Each worker handles one call at a time. To increase capacity, add more worker instances:
  1. Create new systemd instances and add sockets to nginx:
# Enable workers 17-20
for i in $(seq 17 20); do
  systemctl enable "voxcore@$i"
  systemctl start "voxcore@$i"
done
  1. Add new sockets to nginx upstream:
upstream voxcore_workers {
    least_conn;
    server unix:/tmp/voxcore_1.sock max_conns=1 fail_timeout=10;
    ...
    server unix:/tmp/voxcore_16.sock max_conns=1 fail_timeout=10;
    # New workers
    server unix:/tmp/voxcore_17.sock max_conns=1 fail_timeout=10;
    server unix:/tmp/voxcore_18.sock max_conns=1 fail_timeout=10;
    server unix:/tmp/voxcore_19.sock max_conns=1 fail_timeout=10;
    server unix:/tmp/voxcore_20.sock max_conns=1 fail_timeout=10;
}
  1. Reload nginx and update .env:
nginx -t && systemctl reload nginx
# Update VOXCORE_WORKERS in .env to match (used by health endpoint)
Memory budget: each idle worker uses ~260 MB. On an 8 GB server, 16 workers is the safe maximum (4 GB baseline + headroom for active calls). Add more RAM before adding more workers.

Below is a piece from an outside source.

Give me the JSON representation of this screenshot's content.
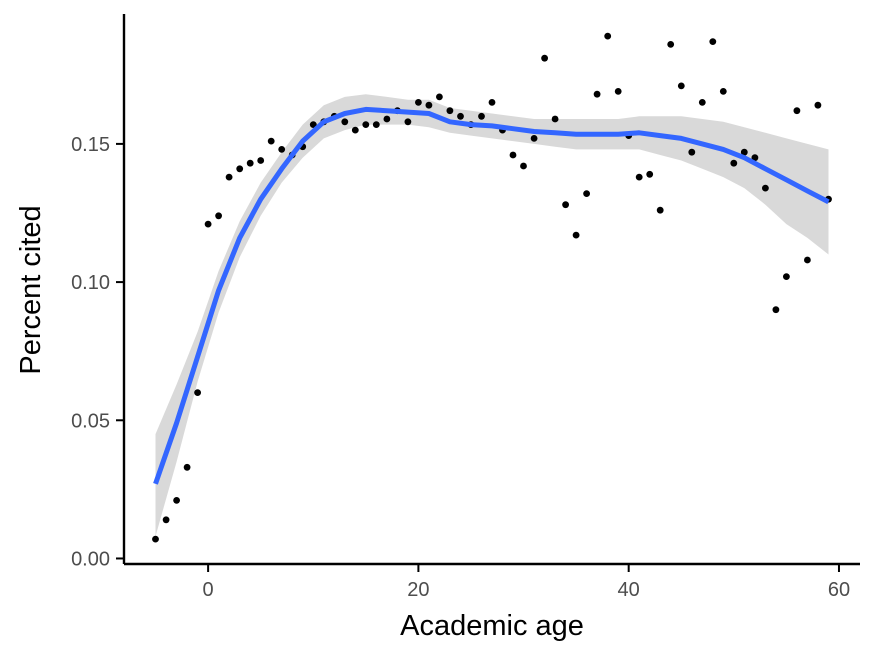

Horizontal scaling (multiple servers)

Add a new fleet server

Adding a fleet touches two independent paths — inbound and outbound are wired separately. Do both, or the new fleet only serves half of your traffic.
1

Deploy VoxCore

Set up VoxCore on the new server with the same code, .env, and systemd template. Start 16 workers. Confirm https://<new-host>/health/fleet responds before continuing.
2

Configure fleet nginx

Set up nginx with the same Unix socket upstream pattern (max_conns=1 per socket), the 429-retry blocks for /attach, /livekit/dialout, /livekit/widget, and SSL.
3

(1) Inbound — register with the WSS ingress

If inbound WebSocket calls (iCallMate, Exotel) are fronted by the HAProxy ingress, run add-fleet.sh <new-host> on the ingress host. It clones the last server line, validates with haproxy -c, reloads zero-downtime, and rolls back automatically if the new backend does not come UP. Do not hand-edit HAProxy server lines. See WSS ingress.
4

(2) Outbound — register in VoxBridge

Add the new server URL to VoxBridge system settings (voxcore_fleet in VoxUI Settings page) so outbound calls are distributed to it. pick_fleet_server() health-checks the list on every dialout and picks it up immediately — no restart, no code change.
VoxBridge distributes outbound calls across fleet servers using health checks — it picks the server with the most available capacity.
The HAProxy WSS ingress is a single point of failure until a second ingress + managed LB/VRRP is added. Plan the second ingress before crossing ~3 fleets. The ingress is WSS-only, so the VoxBridge voxcore_fleet registration (path 2) is what makes a new fleet usable for outbound calls regardless of the ingress.

Zero-downtime restarts

Restart workers one at a time. While one restarts, the other 15 continue serving:
for i in $(seq 1 16); do
  systemctl restart "voxcore@$i"
  sleep 5
done
Active calls on the restarting worker will be dropped. Schedule restarts during low-traffic periods.